— Женился он?
— Павел? С чего ты взяла? Домой поехал.
Весть была хорошая, но записка меня рассердила.
На другой день я выпросила разрешение встать — и упала. Ноги не держали. Кружилась голова, звонкие клавиши заклацали неистово, словно безумный пианист безостановочно бил по ним всей пятерней.
Меня заново учили ходить — это было смешно. Меня откармливали — я не заставляла себя уговаривать. Не выпускали из дому — это было хуже. Но стайкой приходили навестить комсомольцы, получался небольшой клуб, и в этом клубе было решено к концу мая обязательно поставить спектакль. Подходящей пьесы не было, и я взялась написать инсценировку. Сочиняли тогда бесстрашно, а для меня это было оправданием моего бесполезного сидения дома.
Таня убегала на работу с утра и приходила вечером — часов в семь, а то и в восемь. Весь день я прилежно сочиняла инсценировку, а когда воображение иссякало, готовилась к предстоящему докладу: шутка сказать, доклад о международном и внутреннем положении! До сих пор я только слушала подобные доклады, стараясь разобраться во всех сложностях послевоенного мира. К счастью, в Илькиной тетради, с другого конца, я кое-что записывала — интересные цифры, поразившие меня мысли и факты, наиболее впечатляющие места из речей Ленина. Таня принесла мне подшивку «Коммуны» за последние месяцы и сшитые вместе номера «Правды» с отчетами о недавнем XI партийном съезде. Мне казалось, что материала достаточно, тревожил только вопрос о деревне, тут я «плавала», а доклад для крестьян, значит, нужно подробно и толково сказать о деревенских проблемах, да и вопросы будут, конечно, о том же…

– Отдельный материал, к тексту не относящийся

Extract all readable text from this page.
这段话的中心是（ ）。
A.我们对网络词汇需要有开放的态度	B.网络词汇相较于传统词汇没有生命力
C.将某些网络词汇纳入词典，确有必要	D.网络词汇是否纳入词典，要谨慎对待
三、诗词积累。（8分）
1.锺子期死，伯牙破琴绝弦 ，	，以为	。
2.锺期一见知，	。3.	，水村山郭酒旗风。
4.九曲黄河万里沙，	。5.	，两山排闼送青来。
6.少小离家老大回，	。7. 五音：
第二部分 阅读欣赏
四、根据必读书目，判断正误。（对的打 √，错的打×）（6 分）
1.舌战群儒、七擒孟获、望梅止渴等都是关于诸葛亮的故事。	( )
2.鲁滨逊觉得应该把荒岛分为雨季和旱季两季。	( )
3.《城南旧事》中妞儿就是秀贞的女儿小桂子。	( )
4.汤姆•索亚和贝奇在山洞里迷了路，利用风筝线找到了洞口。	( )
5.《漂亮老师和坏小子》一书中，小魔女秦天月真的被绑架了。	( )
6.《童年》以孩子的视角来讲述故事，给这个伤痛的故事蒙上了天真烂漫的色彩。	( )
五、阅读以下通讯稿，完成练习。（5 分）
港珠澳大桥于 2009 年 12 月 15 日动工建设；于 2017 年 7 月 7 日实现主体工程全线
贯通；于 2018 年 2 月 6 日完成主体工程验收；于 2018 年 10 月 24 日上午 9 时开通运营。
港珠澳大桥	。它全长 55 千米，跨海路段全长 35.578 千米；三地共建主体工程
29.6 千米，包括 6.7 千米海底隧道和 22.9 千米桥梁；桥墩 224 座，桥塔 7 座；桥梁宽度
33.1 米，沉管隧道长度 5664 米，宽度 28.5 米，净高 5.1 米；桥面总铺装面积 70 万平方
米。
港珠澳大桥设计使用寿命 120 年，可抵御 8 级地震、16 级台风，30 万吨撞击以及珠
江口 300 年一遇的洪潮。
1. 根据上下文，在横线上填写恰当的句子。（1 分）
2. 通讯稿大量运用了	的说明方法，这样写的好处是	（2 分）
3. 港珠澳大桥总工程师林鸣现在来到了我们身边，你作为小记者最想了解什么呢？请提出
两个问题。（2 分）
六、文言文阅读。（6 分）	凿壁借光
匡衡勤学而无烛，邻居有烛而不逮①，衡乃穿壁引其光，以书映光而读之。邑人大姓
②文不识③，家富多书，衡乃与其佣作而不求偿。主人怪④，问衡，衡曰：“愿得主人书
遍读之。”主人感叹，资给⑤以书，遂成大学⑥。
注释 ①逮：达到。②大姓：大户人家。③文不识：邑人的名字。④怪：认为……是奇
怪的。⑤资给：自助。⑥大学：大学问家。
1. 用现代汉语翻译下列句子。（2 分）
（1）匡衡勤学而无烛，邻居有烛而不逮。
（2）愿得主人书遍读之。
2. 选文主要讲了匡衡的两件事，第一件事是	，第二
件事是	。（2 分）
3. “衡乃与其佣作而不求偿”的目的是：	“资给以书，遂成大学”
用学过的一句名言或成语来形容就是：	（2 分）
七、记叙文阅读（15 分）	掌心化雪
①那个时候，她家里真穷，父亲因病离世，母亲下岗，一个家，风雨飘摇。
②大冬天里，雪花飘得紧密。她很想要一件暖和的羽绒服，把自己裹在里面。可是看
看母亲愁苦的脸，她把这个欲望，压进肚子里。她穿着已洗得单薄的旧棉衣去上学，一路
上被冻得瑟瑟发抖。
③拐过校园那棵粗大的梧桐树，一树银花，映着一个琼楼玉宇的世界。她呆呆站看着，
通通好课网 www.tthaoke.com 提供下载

И еще у меня было одно непрерывное, хотя и не осознанное занятие: я жила рядом с Матерью, с рассвета до темноты видела ее, наблюдала, что и как она делает, общалась с нею языком жестов и улыбок. Как в немом кино без титров — душевная суть через внешние проявления.
Как бы рано я ни проснулась, Мать уже была на ногах и привычно, без суеты, делала свои ежедневные дела: топила русскую печь, месила тесто, пекла хлебы или калитки, доила корову, кормила ее и поросенка, варила кашу и суп к обеду, жарила картошку к завтраку. Попутно, стоило мне встать и умыться, она ставила передо мной миску клюквы с толокном — ешь!
Я садилась в уголку кухни и смотрела, как она делает вкусные карельские калитки: на выскобленном и присыпанном мукою столе замешивает пресное ржаное тесто, молниеносными движениями разделывает его на множество катышков, так же молниеносно раскатывает катышки тончайшими листами, выкладывает на каждый ложку картофельного пюре или разваренной пшенной каши, как бы небрежно, хотя и точно загибает края — и на противень. Противни с калитками постепенно занимали всю кухню — столы, табуретки, скамьи, их было у нее штук двадцать или даже больше. Когда все противни были подготовлены, она петушиным пером, быстро, как бы не касаясь начинки, смазывала или сбрызгивала калитки растопленным маслом. К этому времени печь уже вытопилась, Мать выгребала угли, оставляя их на железном листе возле зева печи, а в печь сажала первую партию противней и тут же, прикрыв зев заслонкой, ставила на угли большую сковороду и кидала на нее кусочки сала, а затем начищенную неведомо когда картошку. В уголку, окруженные горячими угольями, томились горшки с супом и с кашей. Я следила и никак не могла уследить за последовательностью и безошибочностью действий Матери — она вынимала противни как раз тогда, когда калитки поспели, разрумянились, но не пересохли, тут же сажала в печь новую партию, картошка и сало шипели, распространяя по дому зазывный аромат, Мать как будто и не обращала на них внимания, но не было случая, чтобы картошка подгорела или шкварки излишне вытопились, потеряли сочность. Поначалу мне казалось, что испечь такую груду калиток нужно бог знает сколько времени, но вдруг оказывалось, что вынуты последние противни, калитки выложены горками на доске и прикрыты полотенцами, Мать подцепляет ухватом горшки с супом и кашей и ставит их в печь — доходить, туда же отправляется сковорода с картошкой, а на угольях уже закипает чайник, и Мать идет будить Таню — Тане по утрам спится.
Прошло часа полтора после того, как я наелась клюквы с толокном, но, когда мы садимся завтракать, я с аппетитом ем румяную картошку, запивая ее парным молоком. Мать подсаживается к нам поздней, когда сковорода уже очищена и мы уплетаем калитки; она выпивает две чашки чаю и съедает одну калитку. Мне всегда неловко, я норовлю оставить часть картошки для нее, но Таня объясняет, что мама по утрам не любит есть, «ей потом тяжело», она поест плотнее в обед, когда домашние дела переделаны.